Skip to content

DYNAMIC_ARCH woes #5713

@dnoan

Description

@dnoan

Recently, OpenBLAS added support for VORTEXM4. I attempted to build OpenBLAS with support for both VORTEX and VORTEXM4 in order to achieve optimal performance across Apple M-series chips.

I built the library using CMake with the following options:

-DDYNAMIC_ARCH=ON  
-DDYNAMIC_LIST="VORTEX;VORTEXM4"  
-DTARGET=VORTEX

Expected behavior

  • The common code should be compiled for VORTEX.
  • On Apple M1/M2/M3 systems, the VORTEX code path should be selected at runtime.
  • On Apple M4/M5 systems, the VORTEXM4 code path should be selected at runtime.

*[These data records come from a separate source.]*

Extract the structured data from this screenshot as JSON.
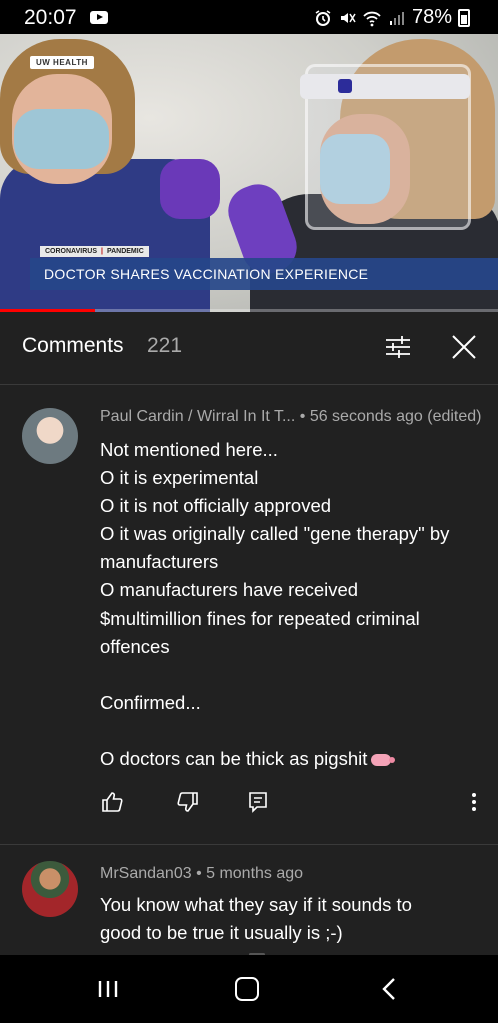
{
  "status_bar": {
    "time": "20:07",
    "battery": "78%",
    "icons": [
      "youtube-icon",
      "alarm-icon",
      "mute-icon",
      "wifi-icon",
      "signal-icon",
      "battery-icon"
    ]
  },
  "video": {
    "corner_logo": "UW HEALTH",
    "tag_left": "CORONAVIRUS",
    "tag_right": "PANDEMIC",
    "headline": "DOCTOR SHARES VACCINATION EXPERIENCE",
    "progress_fraction": 0.19,
    "progress_color": "#ff0000"
  },
  "comments_panel": {
    "title": "Comments",
    "count": "221",
    "filter_icon": "sort-filter-icon",
    "close_icon": "close-icon",
    "comments": [
      {
        "meta": "Paul Cardin / Wirral In It T... • 56 seconds ago (edited)",
        "lines": [
          "Not mentioned here...",
          "O it is experimental",
          "O it is not officially approved",
          "O it was originally called \"gene therapy\" by",
          "manufacturers",
          "O manufacturers have received",
          "$multimillion fines for repeated criminal",
          "offences",
          "",
          "Confirmed...",
          "",
          "O doctors can be thick as pigshit"
        ],
        "emoji": "pig-emoji"
      },
      {
        "meta": "MrSandan03 • 5 months ago",
        "lines": [
          "You know what they say if it sounds to",
          "good to be true it usually is ;-)"
        ]
      }
    ]
  },
  "nav_bar": {
    "icons": [
      "recent-apps-icon",
      "home-icon",
      "back-icon"
    ]
  }
}
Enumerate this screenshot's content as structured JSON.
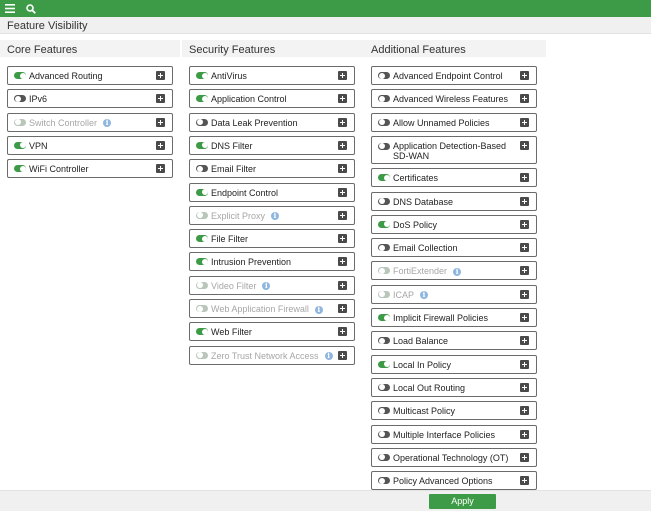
{
  "header": {
    "title": "Feature Visibility"
  },
  "columns": {
    "core": {
      "title": "Core Features",
      "items": [
        {
          "label": "Advanced Routing",
          "state": "on"
        },
        {
          "label": "IPv6",
          "state": "off"
        },
        {
          "label": "Switch Controller",
          "state": "disabled",
          "info": true
        },
        {
          "label": "VPN",
          "state": "on"
        },
        {
          "label": "WiFi Controller",
          "state": "on"
        }
      ]
    },
    "security": {
      "title": "Security Features",
      "items": [
        {
          "label": "AntiVirus",
          "state": "on"
        },
        {
          "label": "Application Control",
          "state": "on"
        },
        {
          "label": "Data Leak Prevention",
          "state": "off"
        },
        {
          "label": "DNS Filter",
          "state": "on"
        },
        {
          "label": "Email Filter",
          "state": "off"
        },
        {
          "label": "Endpoint Control",
          "state": "on"
        },
        {
          "label": "Explicit Proxy",
          "state": "disabled",
          "info": true
        },
        {
          "label": "File Filter",
          "state": "on"
        },
        {
          "label": "Intrusion Prevention",
          "state": "on"
        },
        {
          "label": "Video Filter",
          "state": "disabled",
          "info": true
        },
        {
          "label": "Web Application Firewall",
          "state": "disabled",
          "info": true
        },
        {
          "label": "Web Filter",
          "state": "on"
        },
        {
          "label": "Zero Trust Network Access",
          "state": "disabled",
          "info": true
        }
      ]
    },
    "additional": {
      "title": "Additional Features",
      "items": [
        {
          "label": "Advanced Endpoint Control",
          "state": "off"
        },
        {
          "label": "Advanced Wireless Features",
          "state": "off"
        },
        {
          "label": "Allow Unnamed Policies",
          "state": "off"
        },
        {
          "label": "Application Detection-Based SD-WAN",
          "state": "off",
          "tall": true
        },
        {
          "label": "Certificates",
          "state": "on"
        },
        {
          "label": "DNS Database",
          "state": "off"
        },
        {
          "label": "DoS Policy",
          "state": "on"
        },
        {
          "label": "Email Collection",
          "state": "off"
        },
        {
          "label": "FortiExtender",
          "state": "disabled",
          "info": true
        },
        {
          "label": "ICAP",
          "state": "disabled",
          "info": true
        },
        {
          "label": "Implicit Firewall Policies",
          "state": "on"
        },
        {
          "label": "Load Balance",
          "state": "off"
        },
        {
          "label": "Local In Policy",
          "state": "on"
        },
        {
          "label": "Local Out Routing",
          "state": "off"
        },
        {
          "label": "Multicast Policy",
          "state": "off"
        },
        {
          "label": "Multiple Interface Policies",
          "state": "off"
        },
        {
          "label": "Operational Technology (OT)",
          "state": "off"
        },
        {
          "label": "Policy Advanced Options",
          "state": "off"
        }
      ]
    }
  },
  "footer": {
    "apply_label": "Apply"
  },
  "icons": {
    "menu": "hamburger-menu-icon",
    "search": "search-icon",
    "info": "info-icon",
    "expand": "plus-box-icon"
  },
  "colors": {
    "accent": "#3d9b47",
    "toggle_off": "#555555",
    "info": "#8fb6df"
  }
}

Observed behavior (macOS / Apple Silicon)

To verify runtime dispatch, I set OPENBLAS_VERBOSE=2 and ran tests on two systems:

sysctl "machdep.cpu.brand_string"
machdep.cpu.brand_string: Apple M2 Max
Core: armv8
sysctl "machdep.cpu.brand_string"
machdep.cpu.brand_string: Apple M4 Pro
Core: armv8

In both cases, OpenBLAS reported ARMV8 rather than selecting VORTEX or VORTEXM4. Performance was also lower than expected.

Then I decided to check how this works on other platforms.

Observed behavior (AArch64)

I then tested on several AArch64 systems using the following settings in Makefile.rule:

TARGET=ARMV8
DYNAMIC_ARCH=1

OpenBLAS did not report any specific core type at runtime.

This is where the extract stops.